Just as a pp suggested, replay the scene in your mind with your FIL making such hostile comments to you as a young girl friend.
My mother died of dementia. It is a horrible disease. We were all careful to monitor her reactions with people who were not family. She was never racist just inclined to ask people if they were her mother or sister( long dead). She was also increasingly frightened of unfamiliar people.
It sounds as if your father is just at the start of the dementia journey. It gets much, much, much worse. We took our son’s girlfriend to meet my MIL in her care home. We very much prepared our DIL and there was absolutely no pressure to visit and meet her. Our DIL was brilliant, all of the residents were so curious and wanted to say hello. I was worried it would be intimidating and suggested that my son take her away as soon as it was difficult. My DIL was lovely to them all. Three of the four grandparents had degrees of dementia towards the end but none of them were racist just very confused. I made it clear to my DIL how grateful we were for being so understanding. My DIL is a wonderful woman. Watching her holding my MIL’s hand and listening to her, confirmed that my son was a lucky man.
It sounds as if your father has always been rude. Don’t allow it. Be very nice to your son’s girlfriend. I would send flowers and apologise like mad on behalf of your father. Make it clear that you enjoyed meeting her and thank her for visiting.

LancashireButterPie · 25/05/2026 08:23

Cantbebotheredwithchores · 25/05/2026 08:15

As someone who is VERY pale with auburn hair I get comments all of the time. I laugh and say I wear a little bit of dove summer glow on my legs so I am not blinding people with the brightness!
Then get on with my day…..because it’s true! I am very fair skinned its genetics!

To be fair, comments about being pale, don't carry the same baggage as those about darker skin.

Octavia64 · 25/05/2026 08:23

Gosh I feel very sorry for the girlfriend.

poor girl.

in terms of advice on moving forward:

you might (might!) be able to persuade your DS that grandad has cognitive decline and because he is ill you would really appreciate it if he overlooked his behaviours. Depending on how much cognitive decline there is there may be no point in addressing it,

I did tell my mum every time she made remarks about how fat I was/how fat my dd was that that wasn’t acceptable any more and she did eventually stop.

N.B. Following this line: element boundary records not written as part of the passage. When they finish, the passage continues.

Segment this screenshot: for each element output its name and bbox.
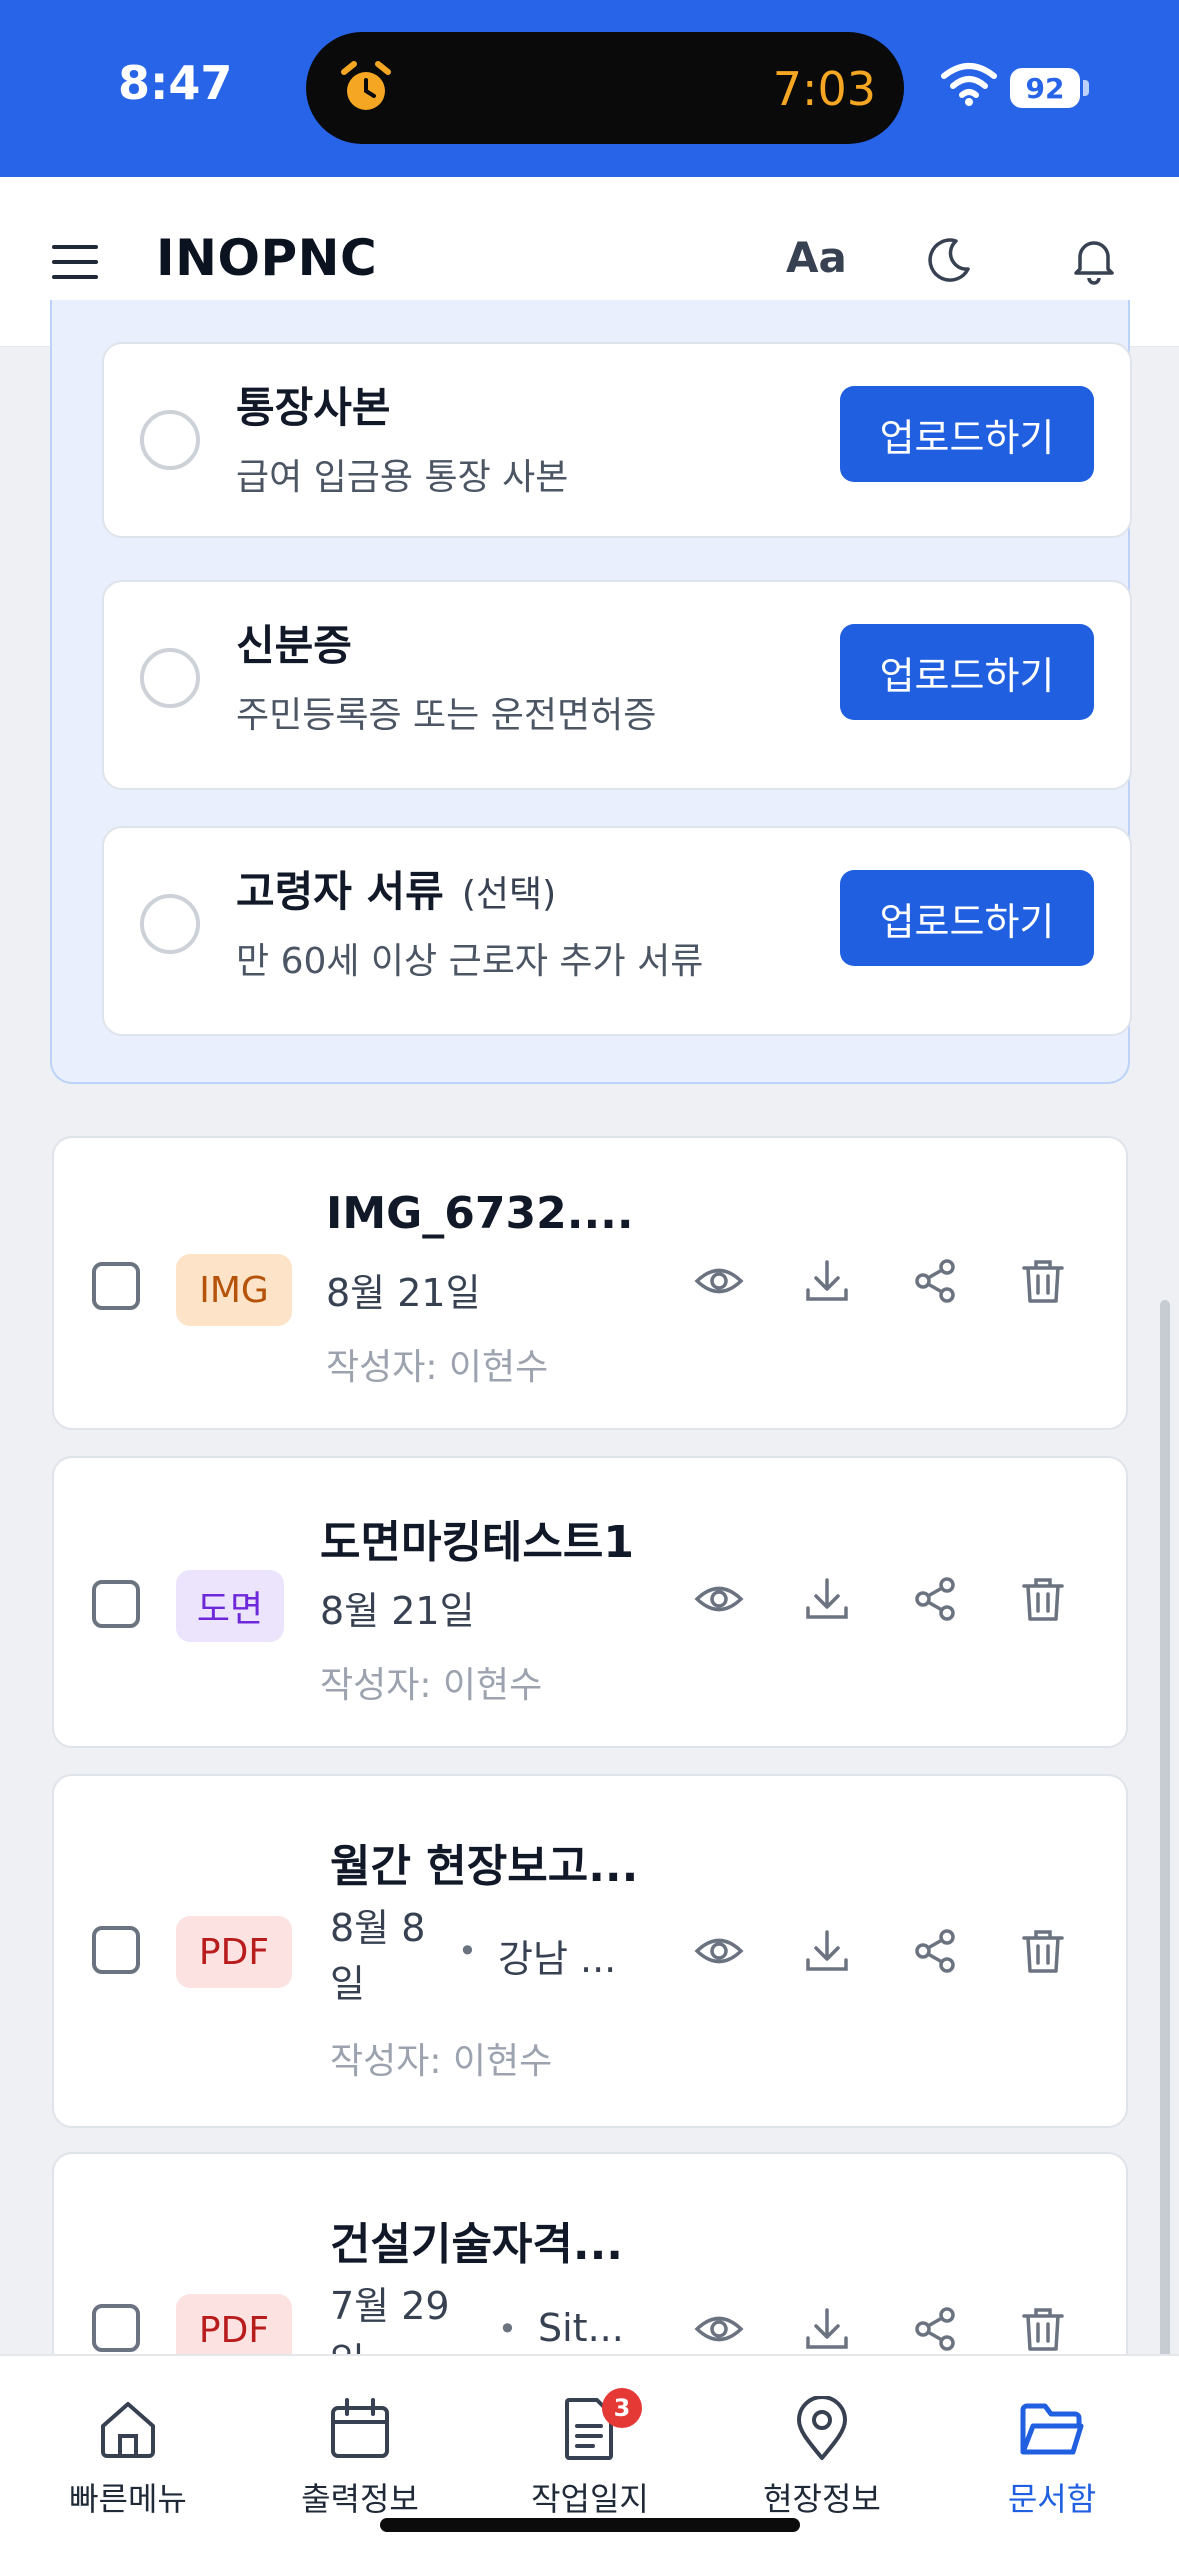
wifi-icon [941,63,997,106]
document-author: 작성자: 이현수 [320,1665,543,1706]
eye-icon[interactable] [694,2304,744,2354]
nav-item-quick-menu[interactable]: 빠른메뉴 [28,2396,228,2526]
download-icon[interactable] [802,1574,852,1624]
bell-icon[interactable] [1068,233,1120,285]
nav-item-work-log[interactable]: 3 작업일지 [490,2388,690,2526]
dynamic-island[interactable]: 7:03 [306,32,904,144]
meta-separator: • [498,2310,517,2348]
home-icon [101,2402,155,2458]
document-date: 8월 21일 [320,1589,475,1633]
required-doc-bankbook: 통장사본 급여 입금용 통장 사본 업로드하기 [102,342,1132,538]
file-type-badge: IMG [176,1254,292,1326]
document-date: 8월 21일 [326,1271,481,1315]
required-doc-title: 통장사본 [236,383,391,432]
upload-button[interactable]: 업로드하기 [840,870,1094,966]
download-icon[interactable] [802,1256,852,1306]
share-icon[interactable] [910,2304,960,2354]
share-icon[interactable] [910,1574,960,1624]
nav-item-document-box[interactable]: 문서함 [952,2396,1152,2526]
calendar-icon [331,2398,389,2458]
document-checkbox[interactable] [92,1580,140,1628]
file-type-badge: 도면 [176,1570,284,1642]
document-site: Sit... [538,2306,624,2350]
document-checkbox[interactable] [92,1262,140,1310]
nav-label: 빠른메뉴 [69,2480,187,2518]
trash-icon[interactable] [1018,2304,1068,2354]
status-time: 8:47 [118,56,233,110]
nav-label: 문서함 [1007,2480,1097,2518]
required-doc-radio[interactable] [140,894,200,954]
nav-label: 작업일지 [531,2480,649,2518]
document-title: 도면마킹테스트1 [320,1517,634,1568]
nav-item-site-info[interactable]: 현장정보 [722,2396,922,2526]
document-card[interactable]: 도면 도면마킹테스트1 8월 21일 작성자: 이현수 [52,1456,1128,1748]
document-author: 작성자: 이현수 [330,2041,553,2082]
font-size-button[interactable]: Aa [786,233,847,282]
nav-item-output-info[interactable]: 출력정보 [260,2396,460,2526]
document-checkbox[interactable] [92,1926,140,1974]
folder-icon [1020,2403,1084,2455]
required-doc-desc: 주민등록증 또는 운전면허증 [236,695,657,736]
required-doc-title: 고령자 서류 (선택) [236,867,557,916]
upload-button[interactable]: 업로드하기 [840,386,1094,482]
status-bar: 8:47 7:03 92 [0,0,1179,177]
trash-icon[interactable] [1018,1256,1068,1306]
upload-button[interactable]: 업로드하기 [840,624,1094,720]
eye-icon[interactable] [694,1574,744,1624]
home-indicator[interactable] [380,2518,800,2532]
battery-cap [1083,80,1089,96]
required-doc-radio[interactable] [140,410,200,470]
required-doc-senior: 고령자 서류 (선택) 만 60세 이상 근로자 추가 서류 업로드하기 [102,826,1132,1036]
nav-label: 출력정보 [301,2480,419,2518]
trash-icon[interactable] [1018,1574,1068,1624]
map-pin-icon [797,2396,847,2460]
required-doc-desc: 만 60세 이상 근로자 추가 서류 [236,941,704,982]
meta-separator: • [458,1932,477,1970]
share-icon[interactable] [910,1926,960,1976]
notification-badge: 3 [602,2388,642,2428]
share-icon[interactable] [910,1256,960,1306]
required-doc-radio[interactable] [140,648,200,708]
timer-readout: 7:03 [772,62,876,116]
download-icon[interactable] [802,1926,852,1976]
document-title: IMG_6732.... [326,1188,634,1239]
document-checkbox[interactable] [92,2304,140,2352]
required-doc-id-card: 신분증 주민등록증 또는 운전면허증 업로드하기 [102,580,1132,790]
battery-indicator: 92 [1010,68,1080,108]
required-doc-desc: 급여 입금용 통장 사본 [236,457,569,498]
document-site: 강남 ... [498,1937,617,1981]
hamburger-menu-icon[interactable] [50,237,100,287]
app-title: INOPNC [156,229,378,287]
file-type-badge: PDF [176,1916,292,1988]
eye-icon[interactable] [694,1256,744,1306]
document-date: 8월 8일 [330,1906,426,2006]
trash-icon[interactable] [1018,1926,1068,1976]
required-documents-panel: 통장사본 급여 입금용 통장 사본 업로드하기 신분증 주민등록증 또는 운전면… [50,300,1132,1084]
alarm-clock-icon [341,61,391,110]
document-card[interactable]: IMG IMG_6732.... 8월 21일 작성자: 이현수 [52,1136,1128,1430]
required-doc-title: 신분증 [236,621,352,670]
document-author: 작성자: 이현수 [326,1347,549,1388]
moon-icon[interactable] [924,235,974,285]
nav-label: 현장정보 [763,2480,881,2518]
document-title: 월간 현장보고... [330,1841,639,1892]
eye-icon[interactable] [694,1926,744,1976]
document-card[interactable]: PDF 월간 현장보고... 8월 8일 • 강남 ... 작성자: 이현수 [52,1774,1128,2128]
download-icon[interactable] [802,2304,852,2354]
document-title: 건설기술자격... [330,2219,624,2270]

however to your DS’s girlfriend she has no relationship with him and he’s just a stranger who makes multiple extremely personal remarks.

in the circumstances I wouldn’t be spending any more time with family if the grandad always had to be there.

i’d suggest meeting up outside your home and without granddad.

JaneFondue · 25/05/2026 08:24

LancashireButterPie · 25/05/2026 08:23

To be fair, comments about being pale, don't carry the same baggage as those about darker skin.

They absolutely do not.
I hope I don't have to explain this.